5 of 5 people found the following review helpful:

Works ok for me

(4 out of 5) by Amazon Customer on Sep 12, 2003
I have tried various products to simply convert my home videos to DVDs. I have tried Dazzle, Pinnacle, MGI Videowave, Sonic MyDVD and few others, and wasted hundreds of dollars in process.

MovieFactory 2 is great for beginners, it offers no video editing, but does a great job otherwise. Burning DVDs with my Dell (NEC DVD+RW) is a snap. Adding chapters, title music, picture slideshows is very easy. It also comes with various easy to use templates/samples.

One nasty limitation: Each picture slideshow can have only upto 20 pictures. It should have been at least 50.

Another gripe, it does not capture video from my Firewire card, I must use Sonic to do it.

I urge every potential buyer to download the trial copy first from ULead. No DVD rendering software is yet mature enough to fit everyone's needs.


4 of 4 people found the following review helpful:

Slap a new face and a price tag on an update

(1 out of 5) by Michael L. Sandborg on Jan 3, 2003 (Little Canada, MN United States)
Does many things that should have been included in original version, and if I still used that I would be upset about being charged for what should be a free product update.

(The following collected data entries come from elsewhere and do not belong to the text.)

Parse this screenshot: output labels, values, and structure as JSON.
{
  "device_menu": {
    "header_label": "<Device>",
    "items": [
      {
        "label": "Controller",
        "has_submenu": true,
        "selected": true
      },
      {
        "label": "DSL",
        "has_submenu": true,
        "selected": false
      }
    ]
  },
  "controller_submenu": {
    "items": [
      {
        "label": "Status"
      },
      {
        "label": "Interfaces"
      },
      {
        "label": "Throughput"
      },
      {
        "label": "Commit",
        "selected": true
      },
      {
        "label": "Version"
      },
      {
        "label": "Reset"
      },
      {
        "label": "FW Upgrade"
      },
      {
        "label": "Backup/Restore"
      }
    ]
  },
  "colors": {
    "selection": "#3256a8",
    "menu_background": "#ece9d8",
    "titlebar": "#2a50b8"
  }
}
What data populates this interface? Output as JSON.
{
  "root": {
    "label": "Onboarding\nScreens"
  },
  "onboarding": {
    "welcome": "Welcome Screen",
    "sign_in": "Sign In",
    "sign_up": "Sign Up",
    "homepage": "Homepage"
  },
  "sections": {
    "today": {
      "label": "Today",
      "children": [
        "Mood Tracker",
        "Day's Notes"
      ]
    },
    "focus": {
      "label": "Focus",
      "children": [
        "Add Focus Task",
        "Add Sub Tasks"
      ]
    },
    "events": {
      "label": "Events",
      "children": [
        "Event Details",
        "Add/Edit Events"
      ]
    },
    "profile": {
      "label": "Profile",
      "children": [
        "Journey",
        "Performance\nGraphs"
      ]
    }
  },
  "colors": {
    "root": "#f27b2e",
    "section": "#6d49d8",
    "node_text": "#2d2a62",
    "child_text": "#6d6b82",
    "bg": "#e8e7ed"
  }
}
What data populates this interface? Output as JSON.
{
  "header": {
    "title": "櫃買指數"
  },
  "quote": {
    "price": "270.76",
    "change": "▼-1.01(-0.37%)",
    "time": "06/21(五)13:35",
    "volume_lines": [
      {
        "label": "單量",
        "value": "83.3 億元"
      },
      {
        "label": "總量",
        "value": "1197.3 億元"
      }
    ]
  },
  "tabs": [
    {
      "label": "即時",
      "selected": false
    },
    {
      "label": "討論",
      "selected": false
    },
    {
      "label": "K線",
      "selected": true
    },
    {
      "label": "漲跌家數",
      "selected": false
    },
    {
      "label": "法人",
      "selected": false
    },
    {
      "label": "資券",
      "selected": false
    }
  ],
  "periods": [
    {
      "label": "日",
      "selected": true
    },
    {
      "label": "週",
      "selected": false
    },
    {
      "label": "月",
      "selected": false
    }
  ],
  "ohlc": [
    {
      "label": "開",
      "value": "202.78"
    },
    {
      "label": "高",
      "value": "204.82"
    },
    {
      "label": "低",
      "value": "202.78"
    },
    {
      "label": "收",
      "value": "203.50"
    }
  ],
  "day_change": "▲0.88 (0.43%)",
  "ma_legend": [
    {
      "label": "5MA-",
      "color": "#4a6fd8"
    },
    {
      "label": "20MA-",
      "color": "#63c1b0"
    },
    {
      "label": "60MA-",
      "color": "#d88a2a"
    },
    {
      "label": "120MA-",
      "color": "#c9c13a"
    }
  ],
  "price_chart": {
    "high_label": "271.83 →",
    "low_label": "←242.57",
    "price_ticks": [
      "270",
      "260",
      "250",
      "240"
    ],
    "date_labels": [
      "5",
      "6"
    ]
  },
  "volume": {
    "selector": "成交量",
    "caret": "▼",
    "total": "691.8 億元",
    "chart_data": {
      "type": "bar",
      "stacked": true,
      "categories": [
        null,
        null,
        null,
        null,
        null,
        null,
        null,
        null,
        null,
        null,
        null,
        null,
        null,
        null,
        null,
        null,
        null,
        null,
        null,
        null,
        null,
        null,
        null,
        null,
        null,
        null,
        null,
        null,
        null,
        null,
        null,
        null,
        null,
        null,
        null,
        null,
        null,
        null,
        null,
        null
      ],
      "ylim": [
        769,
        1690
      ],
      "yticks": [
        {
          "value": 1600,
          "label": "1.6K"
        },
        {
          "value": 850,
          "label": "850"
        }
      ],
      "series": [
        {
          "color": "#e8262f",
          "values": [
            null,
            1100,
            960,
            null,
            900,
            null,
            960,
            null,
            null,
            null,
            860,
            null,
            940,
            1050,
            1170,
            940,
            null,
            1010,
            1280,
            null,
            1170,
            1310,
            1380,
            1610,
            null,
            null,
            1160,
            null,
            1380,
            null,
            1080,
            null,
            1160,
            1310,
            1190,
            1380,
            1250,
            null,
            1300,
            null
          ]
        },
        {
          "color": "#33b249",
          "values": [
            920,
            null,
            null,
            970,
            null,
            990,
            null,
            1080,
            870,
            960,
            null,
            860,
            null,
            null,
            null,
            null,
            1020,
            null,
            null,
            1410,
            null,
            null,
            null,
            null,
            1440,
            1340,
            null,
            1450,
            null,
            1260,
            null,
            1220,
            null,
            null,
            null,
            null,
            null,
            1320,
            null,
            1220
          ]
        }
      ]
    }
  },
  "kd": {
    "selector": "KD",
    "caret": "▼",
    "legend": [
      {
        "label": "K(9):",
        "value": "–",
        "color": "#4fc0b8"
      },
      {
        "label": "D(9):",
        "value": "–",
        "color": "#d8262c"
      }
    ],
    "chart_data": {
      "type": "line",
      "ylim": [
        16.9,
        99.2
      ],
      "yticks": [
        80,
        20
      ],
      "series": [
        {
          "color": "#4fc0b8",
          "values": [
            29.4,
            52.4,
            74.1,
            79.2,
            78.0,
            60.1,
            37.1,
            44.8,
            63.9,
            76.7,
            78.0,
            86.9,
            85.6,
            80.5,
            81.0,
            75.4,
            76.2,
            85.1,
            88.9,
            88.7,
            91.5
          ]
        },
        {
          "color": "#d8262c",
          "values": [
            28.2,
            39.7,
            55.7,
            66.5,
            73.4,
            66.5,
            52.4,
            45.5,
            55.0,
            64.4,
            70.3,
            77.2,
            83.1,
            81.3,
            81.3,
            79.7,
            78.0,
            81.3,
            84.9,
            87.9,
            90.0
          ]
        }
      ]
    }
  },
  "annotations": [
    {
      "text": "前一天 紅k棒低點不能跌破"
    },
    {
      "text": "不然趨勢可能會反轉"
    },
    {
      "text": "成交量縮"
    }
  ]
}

Still lacks behind competitors for menu design, titles, overlays, secondary audio. 2.0 seems to be designed towards splicing pre-existing or freshly captured video, making a basic, static (no moving backgrounds or video chapter previews) menu and having some music play in the background. Good enough for archiving old movies or your favorite tv shows, or for ripping dvds, which must be its other primary function if it can import from VOB files. Otherwise, creativity is stifled once again.

Summary: The people who burn dvds are rapidly increasing in number and in skill. Movie Factory (1.0 or 2.0) is too dumbed-down of a product to be of use.


3 of 3 people found the following review helpful:

caveat emptor, no digital audio

(1 out of 5) by DB on Aug 14, 2003 (Knoxville, TN)
I bought the program to edit DVDs made by a Philips DVDR recorder. Since it is digital recorder it naturally uses Dolby Digital AC-3 Stereo Audio (duh). Unfortunately, I did not carefully peruse the Ulead site where it clearly states that MovieFactory does not import AC-3 audio. ...

2 of 2 people found the following review helpful:

Nice, but could be Much Nicer

(3 out of 5) by T. R. Matheson on Jan 23, 2004 (Takamatsu, Kagawa Japan)
First of all, this program is worth its price. It's straightforward, stable, and creates very nice DVDs -- once you get used to it.

Major gripe: It cannot accurately calculate file sizes. It may show that a certain DVD program will fit on a DVD after file conversion when it actually won't: it ends up creating files which are too big, ultimately giving you a notice saying "will not fit onto disk" after hours of transcoding.

Minor gripe: It will not let you set the default font type, size, and color for project menus, meaning that if you have 6 clips (titles) with 6 chapters each, you have to manually set the font and its properties individually 36 times, not including the top menu.

Don't let Movie Factory do your video encoding. What I do, and recommend, is using another program to edit and prepare each clip, including the encoding to DVD-ready MPEG. (I use Ulead Video Studio 7, and it does a great job.) Then import the MPEG files into Movie Factory and have it make the DVD. That's what works great for me.

It's a combination that's inexpensive and gives impressive results.